Children more likely to be overweight if their mothers drank sugary drinks during pregnancy

Children more likely to be overweight if their mothers drank sugary drinks during pregnancy

Research suggests that expectant mothers who drink non-diet soft drinks are more likely to have overweight children.

The study analysed data from over 1,000 mother-child pairs and found that each serving of soda consumed per day during the pregnancy was incrementally more likely to cause obesity in the child.

“Sugary beverages have been linked to obesity in children and adults,” said study author Sheryl Rifas-Shiman of Harvard Medical School in Boston.

“Childhood obesity is widespread and hard to treat, so it’s important to identify modifiable factors that occur prenatally and during infancy so prevention can start early.”

The research time met the mother during the pregnancy and in the period post-birth, while the children were assessed at around three and eight. Questionnaires were also issued to the mothers every year for the child’s first six birthdays.

Over the course of their pregnancies, women were asked about what they usually ate and drank, with this including how much soda, fruit juice and water they drank each day.

When the children were visited in their mid-childhood, their height, weight and waist circumference were measured, as was their BMI and body fat percentage.

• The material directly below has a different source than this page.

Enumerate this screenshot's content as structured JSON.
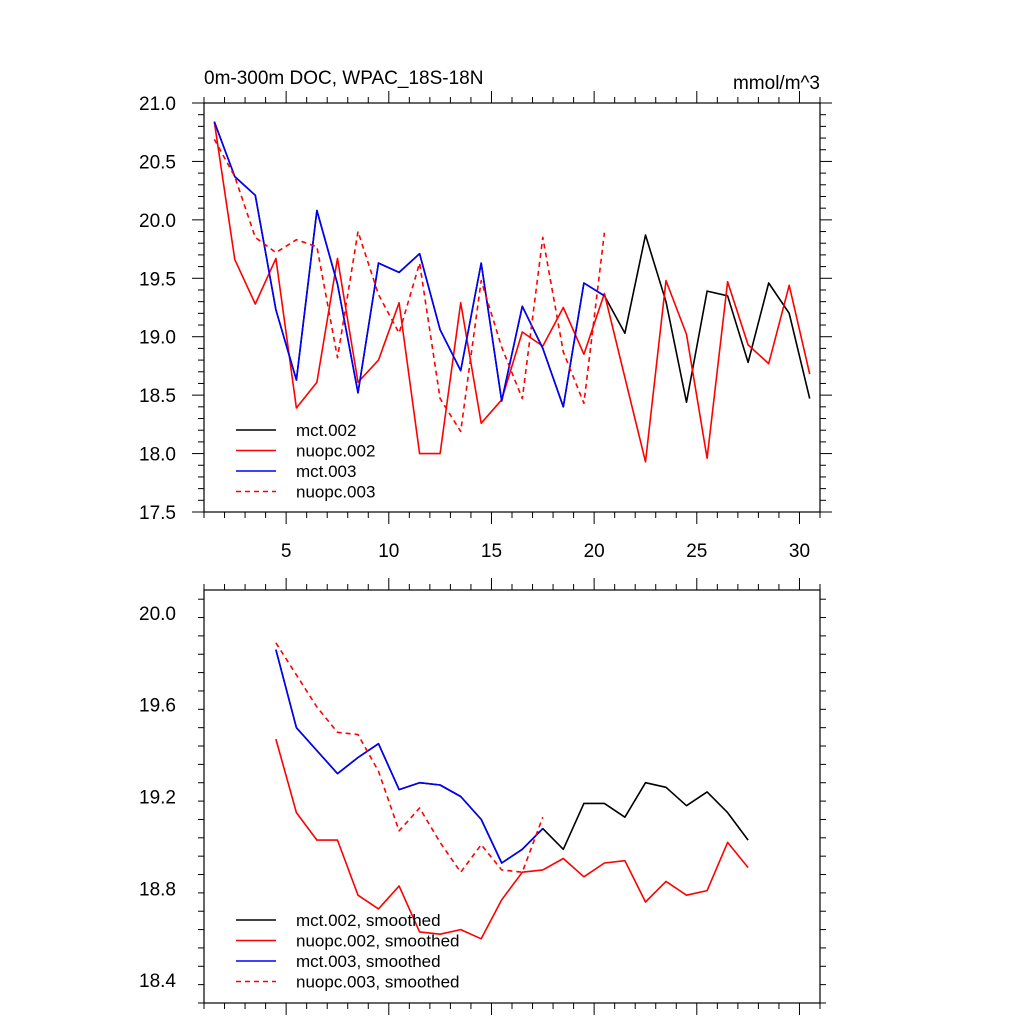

The researchers found that the children of mothers who drank at least two servings of high-sugar sodas each day were more likely to be overweight. They also found that it was only regular full-sugar sodas that were linked to the likelihood of obesity, with juice, water and diet sodas having no link, nor was there a link between the amount of sugary drinks consumed by the children themselves.

Only regular sodas were associated with this difference.

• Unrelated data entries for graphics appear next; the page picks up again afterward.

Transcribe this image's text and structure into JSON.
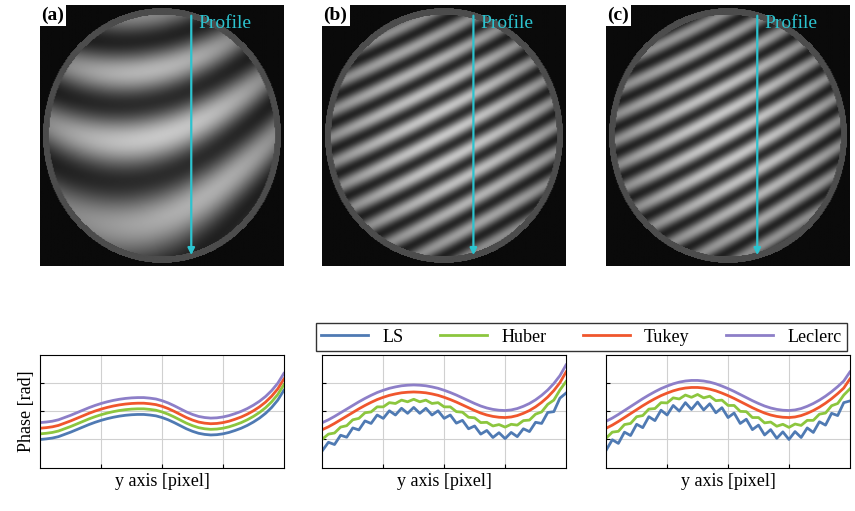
{
  "images": [
    {
      "label": "(a)",
      "annotation": "Profile"
    },
    {
      "label": "(b)",
      "annotation": "Profile"
    },
    {
      "label": "(c)",
      "annotation": "Profile"
    }
  ],
  "chart_data": [
    {
      "type": "line",
      "x_label": "y axis [pixel]",
      "y_label": "Phase [rad]",
      "grid": true,
      "tick_labels": false,
      "xlim": [
        0,
        400
      ],
      "xticks": [
        100,
        200,
        300
      ],
      "ylim": [
        0,
        4
      ],
      "yticks": [
        1,
        2,
        3
      ],
      "x": [
        0,
        10,
        20,
        30,
        40,
        50,
        60,
        70,
        80,
        90,
        100,
        110,
        120,
        130,
        140,
        150,
        160,
        170,
        180,
        190,
        200,
        210,
        220,
        230,
        240,
        250,
        260,
        270,
        280,
        290,
        300,
        310,
        320,
        330,
        340,
        350,
        360,
        370,
        380,
        390,
        400
      ],
      "series": [
        {
          "name": "LS",
          "color": "#4f7ab3",
          "values": [
            1.0,
            1.02,
            1.05,
            1.1,
            1.18,
            1.26,
            1.35,
            1.44,
            1.53,
            1.61,
            1.68,
            1.74,
            1.79,
            1.83,
            1.86,
            1.88,
            1.89,
            1.89,
            1.87,
            1.84,
            1.78,
            1.7,
            1.6,
            1.49,
            1.38,
            1.29,
            1.22,
            1.18,
            1.16,
            1.17,
            1.2,
            1.25,
            1.32,
            1.4,
            1.5,
            1.62,
            1.76,
            1.93,
            2.14,
            2.4,
            2.75
          ]
        },
        {
          "name": "Huber",
          "color": "#8cc63e",
          "values": [
            1.2,
            1.22,
            1.25,
            1.3,
            1.38,
            1.46,
            1.55,
            1.64,
            1.73,
            1.81,
            1.88,
            1.94,
            1.99,
            2.03,
            2.06,
            2.08,
            2.09,
            2.09,
            2.07,
            2.04,
            1.98,
            1.9,
            1.8,
            1.69,
            1.58,
            1.49,
            1.42,
            1.38,
            1.36,
            1.37,
            1.4,
            1.45,
            1.52,
            1.6,
            1.7,
            1.82,
            1.96,
            2.13,
            2.34,
            2.6,
            2.95
          ]
        },
        {
          "name": "Tukey",
          "color": "#f0562d",
          "values": [
            1.4,
            1.42,
            1.45,
            1.5,
            1.58,
            1.66,
            1.75,
            1.84,
            1.93,
            2.01,
            2.08,
            2.14,
            2.19,
            2.23,
            2.26,
            2.28,
            2.29,
            2.29,
            2.27,
            2.24,
            2.18,
            2.1,
            2.0,
            1.89,
            1.78,
            1.69,
            1.62,
            1.58,
            1.56,
            1.57,
            1.6,
            1.65,
            1.72,
            1.8,
            1.9,
            2.02,
            2.16,
            2.33,
            2.54,
            2.8,
            3.15
          ]
        },
        {
          "name": "Leclerc",
          "color": "#8d7fc8",
          "values": [
            1.6,
            1.62,
            1.65,
            1.7,
            1.78,
            1.86,
            1.95,
            2.04,
            2.13,
            2.21,
            2.28,
            2.34,
            2.39,
            2.43,
            2.46,
            2.48,
            2.49,
            2.49,
            2.47,
            2.44,
            2.38,
            2.3,
            2.2,
            2.09,
            1.98,
            1.89,
            1.82,
            1.78,
            1.76,
            1.77,
            1.8,
            1.85,
            1.92,
            2.0,
            2.1,
            2.22,
            2.36,
            2.53,
            2.74,
            3.0,
            3.35
          ]
        }
      ]
    },
    {
      "type": "line",
      "x_label": "y axis [pixel]",
      "grid": true,
      "tick_labels": false,
      "legend": "upper center",
      "xlim": [
        0,
        400
      ],
      "xticks": [
        100,
        200,
        300
      ],
      "ylim": [
        0,
        4
      ],
      "yticks": [
        1,
        2,
        3
      ],
      "x": [
        0,
        10,
        20,
        30,
        40,
        50,
        60,
        70,
        80,
        90,
        100,
        110,
        120,
        130,
        140,
        150,
        160,
        170,
        180,
        190,
        200,
        210,
        220,
        230,
        240,
        250,
        260,
        270,
        280,
        290,
        300,
        310,
        320,
        330,
        340,
        350,
        360,
        370,
        380,
        390,
        400
      ],
      "series": [
        {
          "name": "LS",
          "color": "#4f7ab3",
          "values": [
            0.6,
            0.9,
            0.82,
            1.15,
            1.08,
            1.41,
            1.34,
            1.66,
            1.57,
            1.87,
            1.75,
            2.02,
            1.87,
            2.11,
            1.93,
            2.14,
            1.93,
            2.11,
            1.87,
            2.02,
            1.75,
            1.87,
            1.58,
            1.68,
            1.38,
            1.48,
            1.19,
            1.32,
            1.07,
            1.24,
            1.03,
            1.25,
            1.1,
            1.38,
            1.28,
            1.61,
            1.57,
            1.96,
            1.99,
            2.47,
            2.65
          ]
        },
        {
          "name": "Huber",
          "color": "#8cc63e",
          "values": [
            1.01,
            1.19,
            1.23,
            1.44,
            1.49,
            1.7,
            1.75,
            1.95,
            1.98,
            2.16,
            2.16,
            2.31,
            2.28,
            2.4,
            2.34,
            2.43,
            2.34,
            2.4,
            2.28,
            2.31,
            2.16,
            2.16,
            1.99,
            1.97,
            1.79,
            1.77,
            1.6,
            1.61,
            1.48,
            1.53,
            1.44,
            1.54,
            1.51,
            1.67,
            1.69,
            1.9,
            1.98,
            2.25,
            2.4,
            2.76,
            3.06
          ]
        },
        {
          "name": "Tukey",
          "color": "#f0562d",
          "values": [
            1.35,
            1.45,
            1.57,
            1.7,
            1.83,
            1.96,
            2.09,
            2.21,
            2.32,
            2.42,
            2.5,
            2.57,
            2.62,
            2.66,
            2.68,
            2.69,
            2.68,
            2.66,
            2.62,
            2.57,
            2.5,
            2.42,
            2.33,
            2.23,
            2.13,
            2.03,
            1.94,
            1.87,
            1.82,
            1.79,
            1.78,
            1.8,
            1.85,
            1.93,
            2.03,
            2.16,
            2.32,
            2.51,
            2.74,
            3.02,
            3.4
          ]
        },
        {
          "name": "Leclerc",
          "color": "#8d7fc8",
          "values": [
            1.6,
            1.7,
            1.82,
            1.95,
            2.08,
            2.21,
            2.34,
            2.46,
            2.57,
            2.67,
            2.75,
            2.82,
            2.87,
            2.91,
            2.93,
            2.94,
            2.93,
            2.91,
            2.87,
            2.82,
            2.75,
            2.67,
            2.58,
            2.48,
            2.38,
            2.28,
            2.19,
            2.12,
            2.07,
            2.04,
            2.03,
            2.05,
            2.1,
            2.18,
            2.28,
            2.41,
            2.57,
            2.76,
            2.99,
            3.27,
            3.65
          ]
        }
      ]
    },
    {
      "type": "line",
      "x_label": "y axis [pixel]",
      "grid": true,
      "tick_labels": false,
      "xlim": [
        0,
        400
      ],
      "xticks": [
        100,
        200,
        300
      ],
      "ylim": [
        0,
        4
      ],
      "yticks": [
        1,
        2,
        3
      ],
      "x": [
        0,
        10,
        20,
        30,
        40,
        50,
        60,
        70,
        80,
        90,
        100,
        110,
        120,
        130,
        140,
        150,
        160,
        170,
        180,
        190,
        200,
        210,
        220,
        230,
        240,
        250,
        260,
        270,
        280,
        290,
        300,
        310,
        320,
        330,
        340,
        350,
        360,
        370,
        380,
        390,
        400
      ],
      "series": [
        {
          "name": "LS",
          "color": "#4f7ab3",
          "values": [
            0.62,
            0.99,
            0.86,
            1.26,
            1.14,
            1.54,
            1.42,
            1.81,
            1.67,
            2.04,
            1.87,
            2.21,
            2.01,
            2.31,
            2.07,
            2.33,
            2.05,
            2.27,
            1.95,
            2.13,
            1.78,
            1.94,
            1.57,
            1.72,
            1.35,
            1.51,
            1.16,
            1.35,
            1.04,
            1.27,
            1.0,
            1.28,
            1.07,
            1.41,
            1.25,
            1.63,
            1.51,
            1.93,
            1.85,
            2.31,
            2.37
          ]
        },
        {
          "name": "Huber",
          "color": "#8cc63e",
          "values": [
            1.05,
            1.26,
            1.29,
            1.53,
            1.57,
            1.81,
            1.85,
            2.08,
            2.1,
            2.31,
            2.3,
            2.48,
            2.44,
            2.58,
            2.5,
            2.6,
            2.48,
            2.54,
            2.38,
            2.4,
            2.21,
            2.21,
            2.0,
            1.99,
            1.78,
            1.78,
            1.59,
            1.62,
            1.47,
            1.54,
            1.43,
            1.55,
            1.5,
            1.68,
            1.68,
            1.9,
            1.94,
            2.2,
            2.28,
            2.58,
            2.8
          ]
        },
        {
          "name": "Tukey",
          "color": "#f0562d",
          "values": [
            1.4,
            1.51,
            1.64,
            1.78,
            1.92,
            2.06,
            2.2,
            2.33,
            2.45,
            2.56,
            2.65,
            2.73,
            2.79,
            2.83,
            2.85,
            2.85,
            2.83,
            2.79,
            2.73,
            2.65,
            2.56,
            2.46,
            2.35,
            2.24,
            2.13,
            2.03,
            1.94,
            1.87,
            1.82,
            1.79,
            1.78,
            1.8,
            1.85,
            1.93,
            2.03,
            2.15,
            2.29,
            2.45,
            2.63,
            2.83,
            3.15
          ]
        },
        {
          "name": "Leclerc",
          "color": "#8d7fc8",
          "values": [
            1.65,
            1.76,
            1.89,
            2.03,
            2.17,
            2.31,
            2.45,
            2.58,
            2.7,
            2.81,
            2.9,
            2.98,
            3.04,
            3.08,
            3.1,
            3.1,
            3.08,
            3.04,
            2.98,
            2.9,
            2.81,
            2.71,
            2.6,
            2.49,
            2.38,
            2.28,
            2.19,
            2.12,
            2.07,
            2.04,
            2.03,
            2.05,
            2.1,
            2.18,
            2.28,
            2.4,
            2.54,
            2.7,
            2.88,
            3.08,
            3.4
          ]
        }
      ]
    }
  ]
}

“I was surprised that maternal intake seemed to be more important than child intake,” Rifas-Shiman noted.

“I was struck that the differences in children’s body composition were seen in relation to intake levels that appear unremarkable, even less than one serving per day,” said Sian Robinson of the University of Southampton in the UK, who wasn’t involved in the study.

We need to know more about the long-term effects of maternal nutrition on offspring health. Few intervention studies in pregnancy have longer-term follow-up data to describe the effects on children’s body composition.”

“The links between sugar-sweetened beverages and obesity are well-established,” she said. “But this new data suggests mothers’ consumption is important and has public health relevance.”